Published by Modern Times Review
Unequal distribution of (inherited) wealth has lately taken much of the blame for winners taking it all, and then some. In her disturbing account of the advent of data modelling, data scientist Cathy O’Neil shows how numbers themselves have become commodities, further widening the gap between the haves and the have-nots.
Big Data
Inequality is on the rise all around the globe. One of the major scholars researching inequality is economist Thomas Piketty, who gained worldwide fame with his book Capital in the 21st Century. Thanks to him, we now know for sure inequality is on the rise. According to Piketty, this is caused by a market economy based on private property benefiting the people who own capital. According to Piketty, ‘[w]ealth accumulated in the past grows more rapidly than output and wages. […] The entrepreneur inevitably tends to become a rentier, more and more dominant over those who own nothing but their labor.” Or, as he states, “[t]he past devours the future”. You’re probably familiar with this view on inequality, thanks to the attention Thomas Piketty has received over the last couple of years. However, you may be less familiar with a very different take on the causes for increasing inequality explained in Weapons of Math Destruction.
Learning by doing, or not
Written by former mathematics professor and data scientist Cathy O’Neil, this book will open your eyes to the flaws of big data analysis. After all, humans designed the algorithms that come up with the forecasting models of big data. Right off the bat, O’Neil mentions the difference between Google – that has millions and millions of users to test and improve its algorithm – and, for example, a data model for a single school in Washington DC with a few thousand students. According to the author, this has severe consequences. “Promising efficiency and fairness, they distort higher education, drive up debt, spur mass incarceration, pummel the poor at nearly every juncture, and undermine democracy.”
“They distort higher education, drive up debt, spur mass incarceration.”
Mathematical models predict the likelihood of somebody underperforming on the job, defaulting on a student loan or committing a crime.

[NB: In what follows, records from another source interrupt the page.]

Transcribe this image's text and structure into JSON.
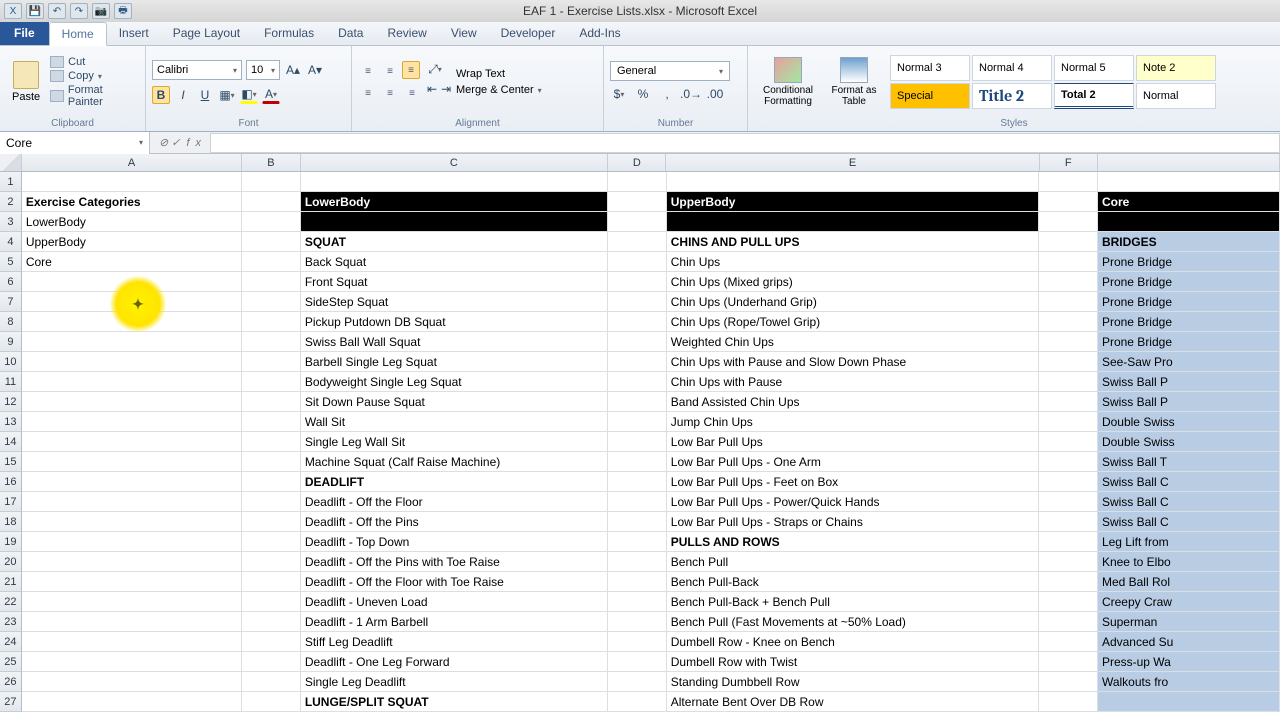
{
  "titlebar": {
    "doc_title": "EAF 1 - Exercise Lists.xlsx - Microsoft Excel"
  },
  "tabs": {
    "file": "File",
    "items": [
      "Home",
      "Insert",
      "Page Layout",
      "Formulas",
      "Data",
      "Review",
      "View",
      "Developer",
      "Add-Ins"
    ],
    "active": "Home"
  },
  "clipboard": {
    "paste": "Paste",
    "cut": "Cut",
    "copy": "Copy",
    "painter": "Format Painter",
    "label": "Clipboard"
  },
  "font": {
    "name": "Calibri",
    "size": "10",
    "bold": "B",
    "italic": "I",
    "underline": "U",
    "label": "Font"
  },
  "alignment": {
    "wrap": "Wrap Text",
    "merge": "Merge & Center",
    "label": "Alignment"
  },
  "number": {
    "format": "General",
    "label": "Number"
  },
  "styles": {
    "cond": "Conditional Formatting",
    "table": "Format as Table",
    "cells": [
      "Normal 3",
      "Normal 4",
      "Normal 5",
      "Note 2",
      "Special",
      "Title 2",
      "Total 2",
      "Normal"
    ],
    "label": "Styles"
  },
  "namebox": "Core",
  "columns": [
    "A",
    "B",
    "C",
    "D",
    "E",
    "F"
  ],
  "grid": {
    "A": [
      "",
      "Exercise Categories",
      "LowerBody",
      "UpperBody",
      "Core",
      "",
      "",
      "",
      "",
      "",
      "",
      "",
      "",
      "",
      "",
      "",
      "",
      "",
      "",
      "",
      "",
      "",
      "",
      "",
      "",
      "",
      ""
    ],
    "C": [
      "",
      "LowerBody",
      "",
      "SQUAT",
      "Back Squat",
      "Front Squat",
      "SideStep Squat",
      "Pickup Putdown DB Squat",
      "Swiss Ball Wall Squat",
      "Barbell Single Leg Squat",
      "Bodyweight Single Leg Squat",
      "Sit Down Pause Squat",
      "Wall Sit",
      "Single Leg Wall Sit",
      "Machine Squat (Calf Raise Machine)",
      "DEADLIFT",
      "Deadlift - Off the Floor",
      "Deadlift - Off the Pins",
      "Deadlift - Top Down",
      "Deadlift - Off the Pins with Toe Raise",
      "Deadlift - Off the Floor with Toe Raise",
      "Deadlift - Uneven Load",
      "Deadlift - 1 Arm Barbell",
      "Stiff Leg Deadlift",
      "Deadlift - One Leg Forward",
      "Single Leg Deadlift",
      "LUNGE/SPLIT SQUAT"
    ],
    "E": [
      "",
      "UpperBody",
      "",
      "CHINS AND PULL UPS",
      "Chin Ups",
      "Chin Ups (Mixed grips)",
      "Chin Ups (Underhand Grip)",
      "Chin Ups (Rope/Towel Grip)",
      "Weighted Chin Ups",
      "Chin Ups with Pause and Slow Down Phase",
      "Chin Ups with Pause",
      "Band Assisted Chin Ups",
      "Jump Chin Ups",
      "Low Bar Pull Ups",
      "Low Bar Pull Ups - One Arm",
      "Low Bar Pull Ups - Feet on Box",
      "Low Bar Pull Ups - Power/Quick Hands",
      "Low Bar Pull Ups - Straps or Chains",
      "PULLS AND ROWS",
      "Bench Pull",
      "Bench Pull-Back",
      "Bench Pull-Back + Bench Pull",
      "Bench Pull (Fast Movements at ~50% Load)",
      "Dumbell Row - Knee on Bench",
      "Dumbell Row with Twist",
      "Standing Dumbbell Row",
      "Alternate Bent Over DB Row"
    ],
    "G": [
      "",
      "Core",
      "",
      "BRIDGES",
      "Prone Bridge",
      "Prone Bridge",
      "Prone Bridge",
      "Prone Bridge",
      "Prone Bridge",
      "See-Saw Pro",
      "Swiss Ball P",
      "Swiss Ball P",
      "Double Swiss",
      "Double Swiss",
      "Swiss Ball T",
      "Swiss Ball C",
      "Swiss Ball C",
      "Swiss Ball C",
      "Leg Lift from",
      "Knee to Elbo",
      "Med Ball Rol",
      "Creepy Craw",
      "Superman",
      "Advanced Su",
      "Press-up Wa",
      "Walkouts fro",
      ""
    ]
  },
  "bold_rows": {
    "A": [
      2
    ],
    "C": [
      4,
      16,
      27
    ],
    "E": [
      4,
      19
    ],
    "G": [
      4
    ]
  }
}
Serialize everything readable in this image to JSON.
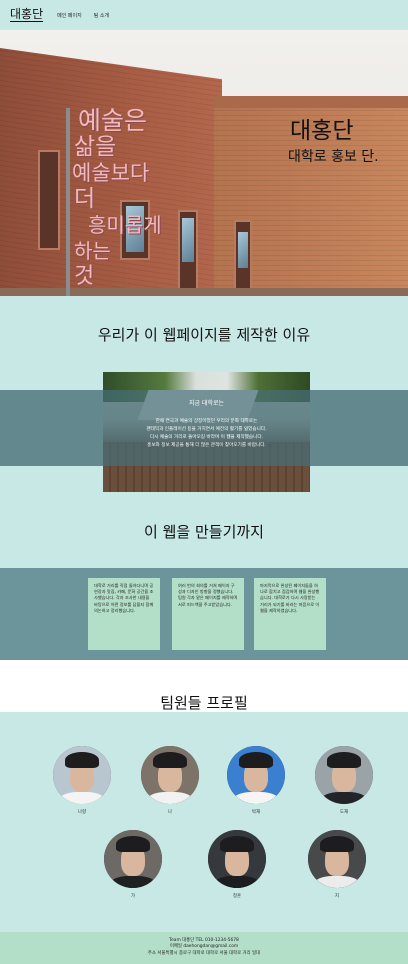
{
  "nav": {
    "brand": "대홍단",
    "links": [
      "메인 페이지",
      "팀 소개"
    ]
  },
  "hero": {
    "sculpture_lines": [
      "예술은",
      "삶을",
      "예술보다",
      "더",
      "흥미롭게",
      "하는",
      "것"
    ],
    "title": "대홍단",
    "subtitle": "대학로 홍보 단."
  },
  "reason": {
    "title": "우리가 이 웹페이지를 제작한 이유",
    "heading": "지금 대학로는",
    "lines": [
      "한때 연극과 예술의 상징이었던 우리의 문화 대학로는",
      "팬데믹과 인플레이션 등을 거치면서 예전의 활기를 잃었습니다.",
      "다시 예술의 거리로 돌아오길 바라며 이 웹을 제작했습니다.",
      "홍보와 정보 제공을 통해 더 많은 관객이 찾아오기를 바랍니다."
    ]
  },
  "process": {
    "title": "이 웹을 만들기까지",
    "cards": [
      "대학로 거리를 직접 돌아다니며 공연장과 맛집, 카페, 문화 공간을 조사했습니다. 각자 조사한 내용을 바탕으로 어떤 정보를 담을지 함께 의논하고 정리했습니다.",
      "여러 번의 회의를 거쳐 페이지 구성과 디자인 방향을 정했습니다. 팀원 각자 맡은 페이지를 제작하며 서로 피드백을 주고받았습니다.",
      "마지막으로 완성된 페이지들을 하나로 합치고 점검하며 웹을 완성했습니다. 대학로가 다시 사랑받는 거리가 되기를 바라는 마음으로 이 웹을 제작하였습니다."
    ]
  },
  "team": {
    "title": "팀원들 프로필",
    "members": [
      {
        "name": "나향",
        "bg": "#b8c6cf",
        "shirt": "#f4f4f4"
      },
      {
        "name": "나",
        "bg": "#7d7368",
        "shirt": "#f2f2f2"
      },
      {
        "name": "박재",
        "bg": "#3b7fd1",
        "shirt": "#f5f5f5"
      },
      {
        "name": "도재",
        "bg": "#9aa3a8",
        "shirt": "#222428"
      },
      {
        "name": "가",
        "bg": "#6d6a66",
        "shirt": "#1f2022"
      },
      {
        "name": "정훈",
        "bg": "#35383c",
        "shirt": "#1c1d20"
      },
      {
        "name": "지",
        "bg": "#47494b",
        "shirt": "#ececec"
      }
    ]
  },
  "footer": {
    "line1": "Team 대홍단  TEL  010-1234-5678",
    "line2": "이메일 daehongdan@gmail.com",
    "line3": "주소 서울특별시 종로구 대학로 대학로 서울 대학로 거리 일대"
  },
  "colors": {
    "background": "#c8e8e6",
    "band_dark": "#6c959b",
    "card": "#b3dfc8"
  }
}
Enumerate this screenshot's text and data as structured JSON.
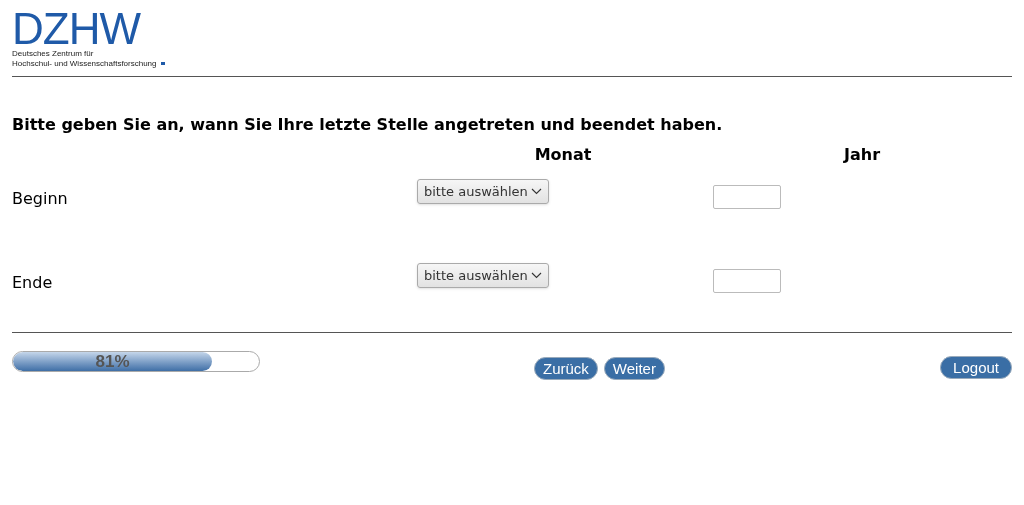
{
  "logo": {
    "mark": "DZHW",
    "lines": [
      "Deutsches Zentrum für",
      "Hochschul- und Wissenschaftsforschung"
    ]
  },
  "question": "Bitte geben Sie an, wann Sie Ihre letzte Stelle angetreten und beendet haben.",
  "columns": [
    "Monat",
    "Jahr"
  ],
  "rows": [
    {
      "label": "Beginn",
      "month": "bitte auswählen"
    },
    {
      "label": "Ende",
      "month": "bitte auswählen"
    }
  ],
  "progress": {
    "level": 0.81,
    "reading": "81%"
  },
  "buttons": [
    "Zurück",
    "Weiter"
  ],
  "logout": "Logout"
}
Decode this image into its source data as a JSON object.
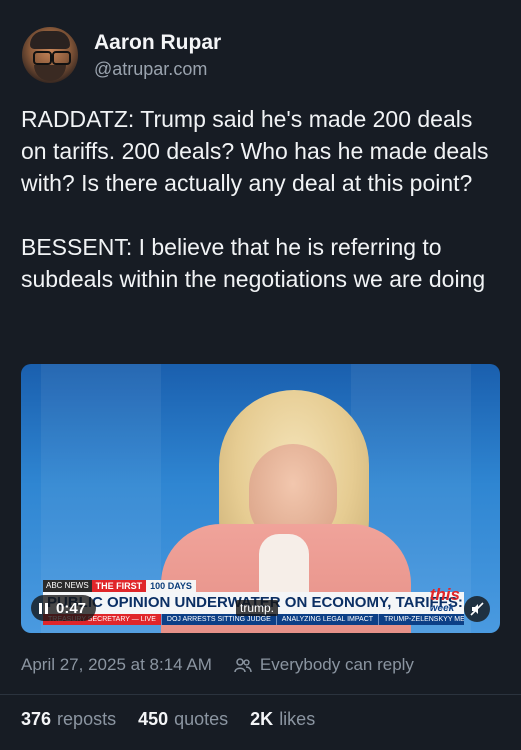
{
  "author": {
    "name": "Aaron Rupar",
    "handle": "@atrupar.com"
  },
  "post": {
    "text": "RADDATZ: Trump said he's made 200 deals on tariffs. 200 deals? Who has he made deals with? Is there actually any deal at this point?\n\nBESSENT: I believe that he is referring to subdeals within the negotiations we are doing"
  },
  "video": {
    "banner_brand": "ABC NEWS",
    "banner_tag": "THE FIRST",
    "banner_tag2": "100 DAYS",
    "headline": "PUBLIC OPINION UNDERWATER ON ECONOMY, TARIFFS: ABC POLL",
    "ticker": [
      "TREASURY SECRETARY — LIVE",
      "DOJ ARRESTS SITTING JUDGE",
      "ANALYZING LEGAL IMPACT",
      "TRUMP-ZELENSKYY MEETING"
    ],
    "logo_top": "this",
    "logo_bottom": "week",
    "time": "0:47",
    "caption": "trump."
  },
  "meta": {
    "timestamp": "April 27, 2025 at 8:14 AM",
    "reply_setting": "Everybody can reply"
  },
  "stats": {
    "reposts_count": "376",
    "reposts_label": "reposts",
    "quotes_count": "450",
    "quotes_label": "quotes",
    "likes_count": "2K",
    "likes_label": "likes"
  }
}
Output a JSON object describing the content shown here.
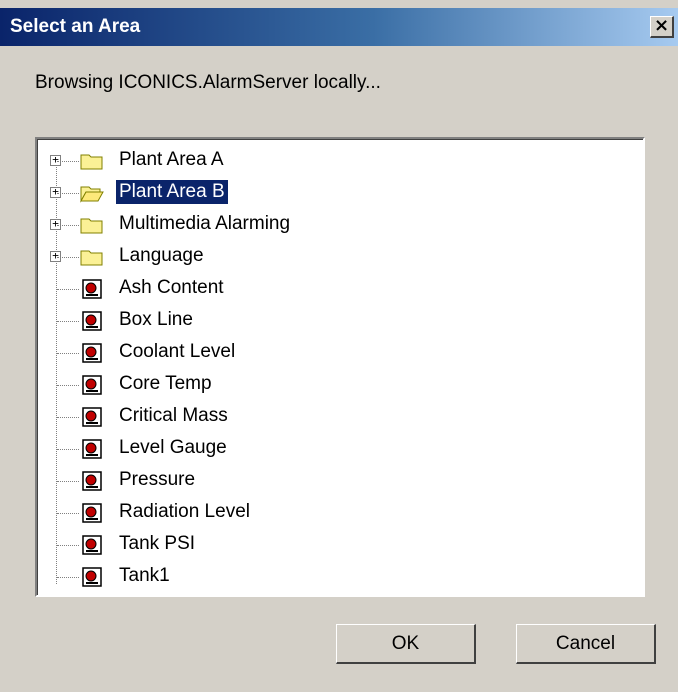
{
  "dialog": {
    "title": "Select an Area",
    "close_label": "×",
    "status_text": "Browsing ICONICS.AlarmServer locally...",
    "colors": {
      "title_bar": "#0a246a",
      "selection": "#0a246a",
      "face": "#d4d0c8"
    }
  },
  "tree": {
    "areas": [
      {
        "label": "Plant Area A",
        "icon": "folder-icon",
        "expander": "+",
        "selected": false
      },
      {
        "label": "Plant Area B",
        "icon": "folder-open-icon",
        "expander": "+",
        "selected": true
      },
      {
        "label": "Multimedia Alarming",
        "icon": "folder-icon",
        "expander": "+",
        "selected": false
      },
      {
        "label": "Language",
        "icon": "folder-icon",
        "expander": "+",
        "selected": false
      }
    ],
    "tags": [
      {
        "label": "Ash Content",
        "icon": "alarm-tag-icon"
      },
      {
        "label": "Box Line",
        "icon": "alarm-tag-icon"
      },
      {
        "label": "Coolant Level",
        "icon": "alarm-tag-icon"
      },
      {
        "label": "Core Temp",
        "icon": "alarm-tag-icon"
      },
      {
        "label": "Critical Mass",
        "icon": "alarm-tag-icon"
      },
      {
        "label": "Level Gauge",
        "icon": "alarm-tag-icon"
      },
      {
        "label": "Pressure",
        "icon": "alarm-tag-icon"
      },
      {
        "label": "Radiation Level",
        "icon": "alarm-tag-icon"
      },
      {
        "label": "Tank PSI",
        "icon": "alarm-tag-icon"
      },
      {
        "label": "Tank1",
        "icon": "alarm-tag-icon"
      }
    ]
  },
  "buttons": {
    "ok_label": "OK",
    "cancel_label": "Cancel"
  }
}
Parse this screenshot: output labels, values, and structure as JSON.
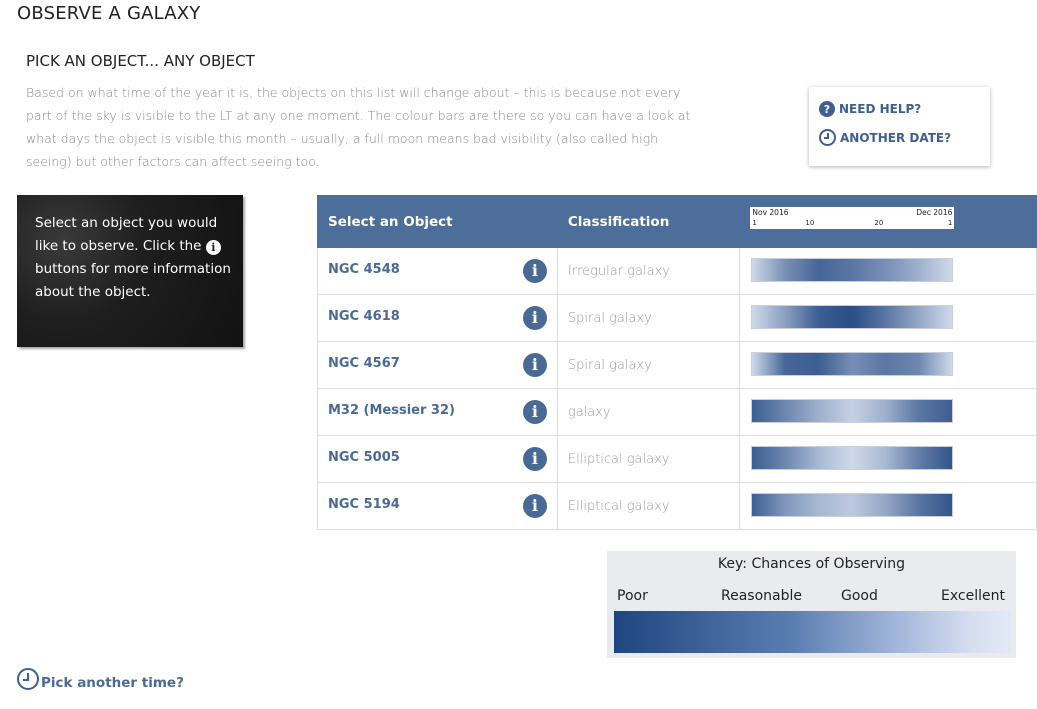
{
  "page": {
    "title": "OBSERVE A GALAXY",
    "section_title": "PICK AN OBJECT... ANY OBJECT",
    "intro": "Based on what time of the year it is, the objects on this list will change about – this is because not every part of the sky is visible to the LT at any one moment. The colour bars are there so you can have a look at what days the object is visible this month – usually, a full moon means bad visibility (also called high seeing) but other factors can affect seeing too."
  },
  "help": {
    "need_help": "NEED HELP?",
    "need_help_icon": "question-icon",
    "another_date": "ANOTHER DATE?",
    "another_date_icon": "clock-icon"
  },
  "instructions": {
    "text_before": "Select an object you would like to observe. Click the",
    "text_after": "buttons for more information about the object.",
    "icon": "info-icon"
  },
  "table": {
    "headers": {
      "object": "Select an Object",
      "classification": "Classification"
    },
    "calendar": {
      "start_label": "Nov 2016",
      "end_label": "Dec 2016",
      "ticks": [
        "1",
        "10",
        "20",
        "1"
      ]
    },
    "rows": [
      {
        "name": "NGC 4548",
        "classification": "Irregular galaxy",
        "visibility": [
          0.1,
          0.55,
          0.8,
          0.7,
          0.55,
          0.35,
          0.1
        ]
      },
      {
        "name": "NGC 4618",
        "classification": "Spiral galaxy",
        "visibility": [
          0.1,
          0.45,
          0.85,
          0.95,
          0.7,
          0.4,
          0.1
        ]
      },
      {
        "name": "NGC 4567",
        "classification": "Spiral galaxy",
        "visibility": [
          0.1,
          0.8,
          0.85,
          0.55,
          0.7,
          0.6,
          0.1
        ]
      },
      {
        "name": "M32 (Messier 32)",
        "classification": "galaxy",
        "visibility": [
          0.85,
          0.6,
          0.35,
          0.15,
          0.35,
          0.7,
          0.85
        ]
      },
      {
        "name": "NGC 5005",
        "classification": "Elliptical galaxy",
        "visibility": [
          0.85,
          0.6,
          0.3,
          0.1,
          0.3,
          0.65,
          0.9
        ]
      },
      {
        "name": "NGC 5194",
        "classification": "Elliptical galaxy",
        "visibility": [
          0.85,
          0.5,
          0.3,
          0.2,
          0.4,
          0.7,
          0.9
        ]
      }
    ]
  },
  "key": {
    "title": "Key: Chances of Observing",
    "poor": "Poor",
    "reasonable": "Reasonable",
    "good": "Good",
    "excellent": "Excellent"
  },
  "footer": {
    "pick_time": "Pick another time?",
    "icon": "clock-icon"
  },
  "colors": {
    "accent": "#4a6a96",
    "header": "#4d6d9a",
    "poor": "#1f4580",
    "excellent": "#e3e9f6"
  }
}
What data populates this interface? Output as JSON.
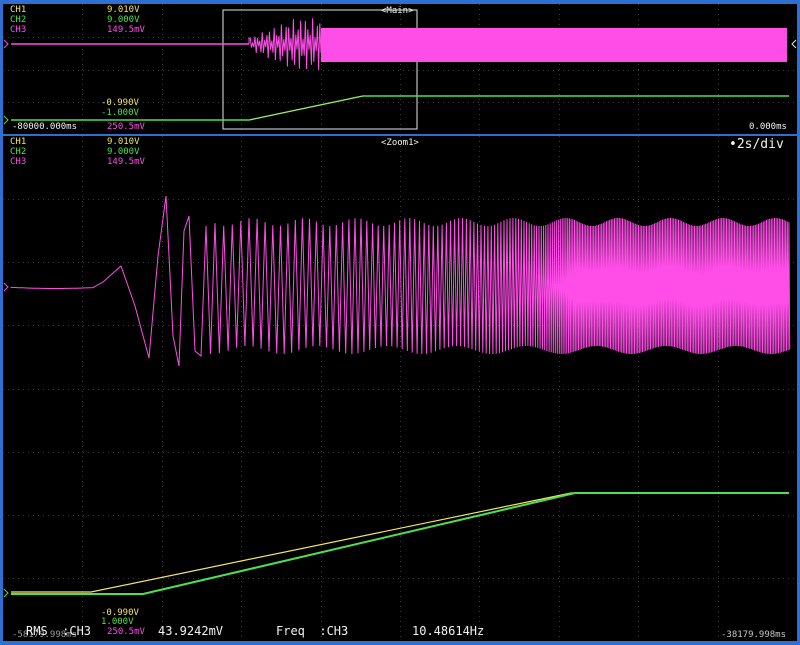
{
  "colors": {
    "ch1": "#f2e56b",
    "ch2": "#4fe04f",
    "ch3": "#ff4de8",
    "frame": "#2f6fd2",
    "grid": "#3a3a3a"
  },
  "main": {
    "title": "<Main>",
    "channels": [
      {
        "name": "CH1",
        "value": "9.010V"
      },
      {
        "name": "CH2",
        "value": "9.000V"
      },
      {
        "name": "CH3",
        "value": "149.5mV"
      }
    ],
    "levels": {
      "upper": "-0.990V",
      "lower": "-1.000V",
      "ch3_low": "250.5mV"
    },
    "time_left": "-80000.000ms",
    "time_right": "0.000ms"
  },
  "zoom": {
    "title": "<Zoom1>",
    "timebase": "2s/div",
    "channels": [
      {
        "name": "CH1",
        "value": "9.010V"
      },
      {
        "name": "CH2",
        "value": "9.000V"
      },
      {
        "name": "CH3",
        "value": "149.5mV"
      }
    ],
    "levels": {
      "upper": "-0.990V",
      "lower": "1.000V",
      "ch3_low": "250.5mV"
    },
    "time_left": "-58179.998ms",
    "time_right": "-38179.998ms"
  },
  "measurements": {
    "rms_label": "RMS  :CH3",
    "rms_value": "43.9242mV",
    "freq_label": "Freq  :CH3",
    "freq_value": "10.48614Hz"
  }
}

Sometimes the model creates a self-fulfilling prophecy when it is faulty to begin with and has difficulties to learn from its mistakes, if running through a feedback loop. In some instances, the faulty models cause real destruction. The “harms are legion. They unfold when a single mother can’t arrange childcare fast enough to adapt to her work schedule, or when a struggling young person is red-lighted for an hourly job by a workplace personality test. We see them when a poor minority teenager gets stopped, roughed up, and put on warning by the local police, or when a gas station attendant who lives in a poor zip code gets hit with a higher insurance bill,” according to O’Neil.
Preserving competition
Inequality here seems to cause more inequality in a never-ending downward spiral where the wealthy get wealthier and the poor poorer, just like in Piketty’s book. The consequences of increasing inequality are major, Piketty explains; “The consequences for the long-term dynamics of the wealth distribution are potentially terrifying, especially when one adds that the return on capital varies directly with the size of the initial stake and that the divergence in the wealth distribution is occurring on a global scale.”
Piketty continues, “[g]rowth can of course be encouraged by investing in education, knowledge, and nonpolluting technologies. But none of these will raise the growth rate to 4 or 5 percent a year.” According to Piketty, a growth rate of 4 or 5 percent is needed to increase the economic position across the board, and not just for the wealthy. It is not easy to hit those numbers, though. Piketty explains that only countries catching up with more advanced economies, like China, have seen such numbers. More likely is an annual growth rate of 1 to 1.5 percent in the long run “no matter what economic policies are adopted.” So economic growth is not going to help us in the long run. What will? Piketty proposes a progressive annual tax on capital. This will make it possible to avoid an endless inegalitarian spiral while preserving competition and incentives for new instances of primitive accumulation.
Predicting abuse
Concerning the data models, there are also measures we can take to help prevent a downward inequality spiral. First of all, not all big data models are evil, and second, big data is here to stay. So with this in mind, what can we do to prevent the models from running wild? Models need to be transparent and illustrate the data used, as well as the results of the modelling. They must also be audited and changed for the better when flaws emerge. Or, as O’Neil states, “These are powerful engines, after all. We must keep our eyes on them.”
O’Neil goes on to point out that some models can have an incredibly positive impact on society. One example is of a child and family services organisation preventing child abuse in Florida, USA; the model was initiated in 2013, in Florida’s Hillsborough County, after nine children over the previous two years had died from abuse in the area. The researchers identified several indicators for predicting abuse, such as a history of drug abuse or domestic violence, a living-in boyfriend, and a parent that had been in foster care. The families this model highlighted received extra resources and, during the two years after introducing it, no child died in the risk area. With these measures we can tend to data models before they spiral out of control and inequality is beyond retreat.